The results of a computer simulation, published in the journal
Science, hopes that COVID-19 will become seasonal with higher transmission rates in colder months.
The Harvard study’s results have come out at a time when most governments, including the Indian and US administrations, are working on a graded exit strategy to balance the containment of the coronavirus pandemic and a revival of the economy.
"We found that one-time social distancing measures are likely to be insufficient to maintain the incidence of SARS-CoV-2 within the limits of critical care capacity in the United States," news agency
AFP quoted lead author Stephen Kissler as saying.
"What seems to be necessary in the absence of other sorts of treatments are intermittent social distancing periods," the agency added.
Widespread viral testing would be required in order to determine when the thresholds to re-trigger distancing have been crossed, it said quoting the authors.

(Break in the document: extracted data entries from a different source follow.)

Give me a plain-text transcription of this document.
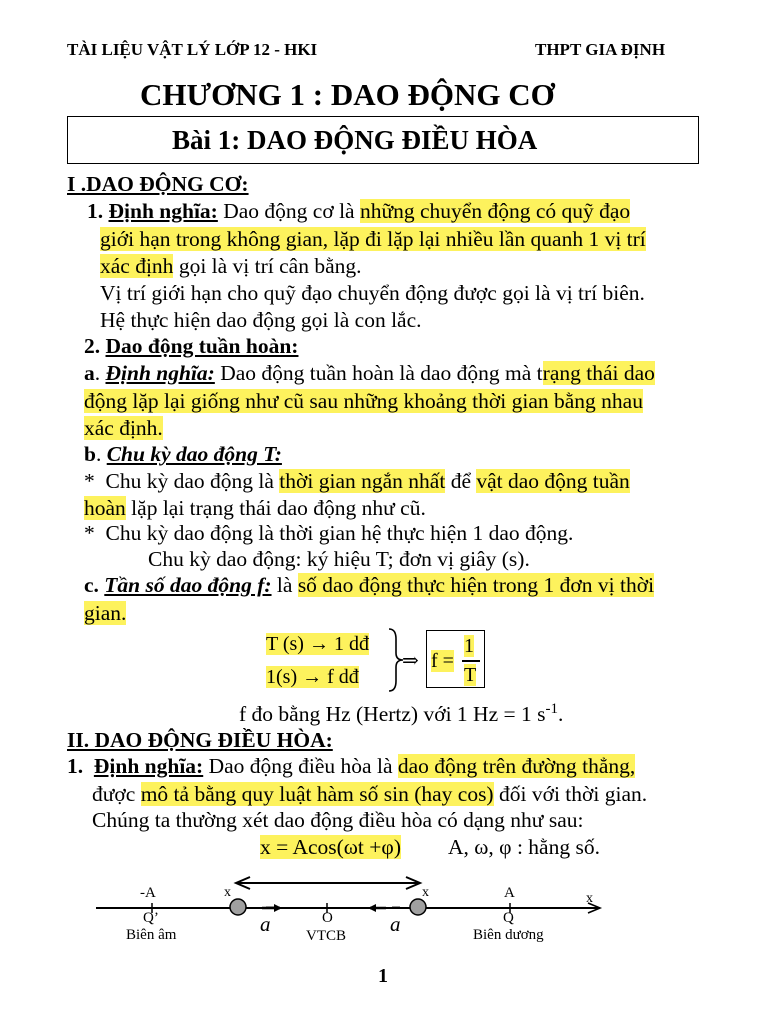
TÀI LIỆU VẬT LÝ LỚP 12 - HKI	THPT GIA ĐỊNH
CHƯƠNG 1 : DAO ĐỘNG CƠ
Bài 1: DAO ĐỘNG ĐIỀU HÒA
I .DAO ĐỘNG CƠ:
1. Định nghĩa: Dao động cơ là những chuyển động có quỹ đạo
giới hạn trong không gian, lặp đi lặp lại nhiều lần quanh 1 vị trí
xác định gọi là vị trí cân bằng.
Vị trí giới hạn cho quỹ đạo chuyển động được gọi là vị trí biên.
Hệ thực hiện dao động gọi là con lắc.
2. Dao động tuần hoàn:
a. Định nghĩa: Dao động tuần hoàn là dao động mà trạng thái dao
động lặp lại giống như cũ sau những khoảng thời gian bằng nhau
xác định.
b. Chu kỳ dao động T:
* Chu kỳ dao động là thời gian ngắn nhất để vật dao động tuần
hoàn lặp lại trạng thái dao động như cũ.
* Chu kỳ dao động là thời gian hệ thực hiện 1 dao động.
Chu kỳ dao động: ký hiệu T; đơn vị giây (s).
c. Tần số dao động f: là số dao động thực hiện trong 1 đơn vị thời
gian.
T (s) → 1 dđ
1(s) → f dđ
⇒ f =
1
T
f đo bằng Hz (Hertz) với 1 Hz = 1 $s^{-1}$.
II. DAO ĐỘNG ĐIỀU HÒA:
1. Định nghĩa: Dao động điều hòa là dao động trên đường thẳng,
được mô tả bằng quy luật hàm số sin (hay cos) đối với thời gian.
Chúng ta thường xét dao động điều hòa có dạng như sau:
x = Acos(ωt +φ) A, ω, φ : hằng số.
-A
Q’
Biên âm
x
a	O
VTCB a
x	A
Q
Biên dương
x
1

The duration and intensity of lockdowns can be relaxed as treatments and vaccines become available while also allowing hospitals time to increase critical care capacity to cater for the surge in cases that would occur when the measures are eased.
"By permitting periods of transmission that reach higher prevalence than otherwise would be possible, they allow an accelerated acquisition of herd immunity,"
AFP quoted co-author Marc Lipsitch as saying.
The paper also questions “too much social distancing” and says “Under one modelled scenario — the social distancing was so effective that virtually no population immunity is built”.
The authors, however, do acknowledge that the lack of information about an infected person’s immunity history and its durability is a drawback in their model.
The authors said they are certain that the virus is here to stay and it was highly unlikely that immunity will be strong enough and last long enough that COVID-19 will die out after an initial wave, as was the case with the SARS outbreak of 2002-2003.
Antibody tests that have just entered the market and look for whether a person has been previously infected will be crucial in answering these vital questions about immunity, they argued.A vaccine, which experts have warned remains more than a year away, will be the ultimate weapon against the coronavirus, the report added.